Yes, despite working fine when testing character builds at an earlier date, for some reason Neverwinter wouldn't load that evening. Then it loaded but the mouse jerked around the screen unusably. Then it loaded by was strangely jerky in game, sometimes crashing after five to ten minutes. Then it wouldn't load again.

Reinstalling the game, to my SSD and then hard drive, reinstalling all my drivers, installing the critical rebuild patch, all seemed to do nothing to make the game stable. This was the one aspect of our teenage NWN experience I had hoped not to return to: the aspect where it's a buggy, unstable, illogical piece of shit that refuses to work. Eventually I had to tell the others to stop wasting their evenings waiting for my computer and Neverwinter install to make friends.

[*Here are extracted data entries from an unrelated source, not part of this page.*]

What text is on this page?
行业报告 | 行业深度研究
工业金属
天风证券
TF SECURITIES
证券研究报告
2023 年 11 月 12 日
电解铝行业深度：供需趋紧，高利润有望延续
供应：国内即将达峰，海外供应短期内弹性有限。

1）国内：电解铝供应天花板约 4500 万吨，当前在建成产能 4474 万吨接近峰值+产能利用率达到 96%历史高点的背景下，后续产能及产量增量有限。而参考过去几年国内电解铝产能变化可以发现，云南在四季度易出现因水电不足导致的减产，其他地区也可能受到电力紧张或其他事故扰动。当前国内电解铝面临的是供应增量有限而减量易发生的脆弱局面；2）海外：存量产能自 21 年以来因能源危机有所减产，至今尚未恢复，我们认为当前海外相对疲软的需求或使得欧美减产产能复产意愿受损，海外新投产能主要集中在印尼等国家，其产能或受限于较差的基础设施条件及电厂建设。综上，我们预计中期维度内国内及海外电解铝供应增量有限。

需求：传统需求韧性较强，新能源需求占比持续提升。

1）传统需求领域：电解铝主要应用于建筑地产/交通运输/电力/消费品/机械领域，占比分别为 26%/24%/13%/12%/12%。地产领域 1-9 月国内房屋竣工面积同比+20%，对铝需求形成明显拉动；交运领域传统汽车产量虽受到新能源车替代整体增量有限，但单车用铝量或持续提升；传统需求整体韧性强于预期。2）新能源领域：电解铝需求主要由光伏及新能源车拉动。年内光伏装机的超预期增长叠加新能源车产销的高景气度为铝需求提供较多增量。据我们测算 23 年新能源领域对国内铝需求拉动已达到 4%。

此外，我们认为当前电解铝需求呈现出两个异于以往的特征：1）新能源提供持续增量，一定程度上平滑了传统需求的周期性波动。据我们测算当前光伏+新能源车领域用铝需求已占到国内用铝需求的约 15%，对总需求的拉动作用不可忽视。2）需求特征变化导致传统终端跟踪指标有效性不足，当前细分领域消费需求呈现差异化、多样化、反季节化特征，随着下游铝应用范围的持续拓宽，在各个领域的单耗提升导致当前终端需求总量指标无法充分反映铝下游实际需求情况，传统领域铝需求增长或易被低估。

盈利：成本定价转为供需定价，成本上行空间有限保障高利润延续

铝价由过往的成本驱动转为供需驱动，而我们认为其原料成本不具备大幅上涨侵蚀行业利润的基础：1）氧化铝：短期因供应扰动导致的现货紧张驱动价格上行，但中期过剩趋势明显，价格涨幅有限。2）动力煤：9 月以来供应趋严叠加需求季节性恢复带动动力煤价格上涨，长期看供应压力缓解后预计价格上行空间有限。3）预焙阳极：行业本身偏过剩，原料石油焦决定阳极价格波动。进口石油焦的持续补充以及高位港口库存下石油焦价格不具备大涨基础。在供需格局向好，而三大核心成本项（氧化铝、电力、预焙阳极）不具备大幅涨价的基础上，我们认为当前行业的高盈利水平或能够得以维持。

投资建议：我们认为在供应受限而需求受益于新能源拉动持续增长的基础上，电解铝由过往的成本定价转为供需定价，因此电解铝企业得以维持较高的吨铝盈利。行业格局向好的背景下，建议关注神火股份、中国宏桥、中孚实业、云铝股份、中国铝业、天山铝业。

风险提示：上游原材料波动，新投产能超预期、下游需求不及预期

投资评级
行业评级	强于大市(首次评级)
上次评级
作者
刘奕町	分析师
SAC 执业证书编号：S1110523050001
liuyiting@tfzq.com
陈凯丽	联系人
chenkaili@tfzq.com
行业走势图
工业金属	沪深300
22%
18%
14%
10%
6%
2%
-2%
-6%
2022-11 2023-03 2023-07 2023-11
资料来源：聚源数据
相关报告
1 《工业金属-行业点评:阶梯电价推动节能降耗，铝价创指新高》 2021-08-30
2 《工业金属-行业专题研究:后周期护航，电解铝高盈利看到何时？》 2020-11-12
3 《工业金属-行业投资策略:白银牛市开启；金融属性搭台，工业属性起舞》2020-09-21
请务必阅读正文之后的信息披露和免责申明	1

I believe it's a sound issue, as the pattern of jerkiness in game seems to differ depending on the sound mode in the game options. More recently I've acquired and installed a new sound card, but have yet to work up the courage to see if the problems are solved.

Partly this is because we haven't had time to push on with our play through anyway: Harry has a busy new job and Tim has been moving house, while I've had something of a disrupted April as well, so apart from the time we set aside for our regular Monday coop group (with more people than just the three of us), we haven't had a great deal of opportunity to press on.

Therefore we're on hold for now. Tim has moved but still has to settle in and get internet access, at which point Diablo 3 looms menacingly over all of our free time. But once the time is right, we plan to return, hopefully soon and hopefully triumphantly, to Neverwinter's streets and dungeons. Just not quite yet.